I believe the human brain wants desperately to form thoughts and ideas into sentences sorted by paragraphs, and will grow very skilled at it if you will just allow it to practice enough to get it down.
Even better advice is to write more, and then less. First write everything you want to say, and then write the same thing again using
½ the words. Then do it again. You’ll notice (if you pay attention as you work at it) that the writing gets better with each draft. Eventually you will have a good essay, a utile advertising line, or perhaps a great haiku!
Overall, it is crucial for a person who is going to manage a customer community to identify very strongly at their core with the community. I am passionate about motorcycle design and the joy of riding motorcycles, and that is the foundation of everything I do. A lot of people like skiing, but I do not care for it. I cannot see how I could function effectively in that community. You have to have a passion for what you are spending most of your week dealing with, which seems obvious except for all of the people who evidently did not get that little memo.
What are your business plans for the future?
I’ve been handed some really exciting concepts and projects for this year that I want to make reality. At the same time, at the age of 65 (my birthday is one day after MarketMix 2012) I can be open to new ideas or even new career paths, while enjoying the luxury of being very picky about what I would choose to take on.
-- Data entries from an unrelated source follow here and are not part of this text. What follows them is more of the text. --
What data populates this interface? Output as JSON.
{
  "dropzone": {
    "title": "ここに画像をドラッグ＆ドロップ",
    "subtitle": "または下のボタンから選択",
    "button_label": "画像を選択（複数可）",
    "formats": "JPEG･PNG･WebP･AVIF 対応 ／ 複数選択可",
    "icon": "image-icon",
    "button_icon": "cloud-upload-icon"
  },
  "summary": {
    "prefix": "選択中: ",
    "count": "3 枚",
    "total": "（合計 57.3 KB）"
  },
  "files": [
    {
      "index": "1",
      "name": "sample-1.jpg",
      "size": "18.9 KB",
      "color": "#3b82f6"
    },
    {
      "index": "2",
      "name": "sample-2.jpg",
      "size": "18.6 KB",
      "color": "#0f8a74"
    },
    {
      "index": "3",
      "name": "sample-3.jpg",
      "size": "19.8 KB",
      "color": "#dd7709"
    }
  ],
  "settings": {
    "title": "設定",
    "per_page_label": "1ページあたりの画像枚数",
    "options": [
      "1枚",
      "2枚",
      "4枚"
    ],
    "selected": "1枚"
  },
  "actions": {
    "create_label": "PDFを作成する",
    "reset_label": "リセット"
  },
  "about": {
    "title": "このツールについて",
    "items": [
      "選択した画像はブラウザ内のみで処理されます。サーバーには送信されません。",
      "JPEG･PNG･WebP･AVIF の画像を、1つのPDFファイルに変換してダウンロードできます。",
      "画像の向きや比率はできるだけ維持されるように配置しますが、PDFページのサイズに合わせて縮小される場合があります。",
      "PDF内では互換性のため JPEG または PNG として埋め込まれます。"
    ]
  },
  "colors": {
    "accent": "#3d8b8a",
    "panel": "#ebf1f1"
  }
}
What do you love about Seattle?
I grew up in the suburbs of Minneapolis, Minnesota, and this area has always seemed to be the publishable edition of the first draft that was Minnesota. Bring in an ocean, lose the mosquitoes, park the snow where the people that like it (not me) can drive to it, and provide lots of great back roads for motorcycles and sports cars.
I don’t mind the rain all that much, because it gives us two things we take for granted that others envy – terrific water and amazing air.
Do you have any trend predictions for 2012 and beyond?
• The economy will continue a slow but impressive recovery.
• President Obama will be re-elected; a very good thing.
• The Republican Party will save itself from its currently suicidal lunacy.
• Things are on the way to “good” and will soon become “fantastic.”
• TV and radio advertising will become less relevant than ever. In fact, most all traditional advertising will become irrelevant unless it absolutely brilliant, because there’s so much of it that the buyer simply hears white noise.
• More and more customers will want to know, or at least think they know, the person they are dealing with – even in e-tail sales where there is no actual human contact. Perhaps especially in e-tail.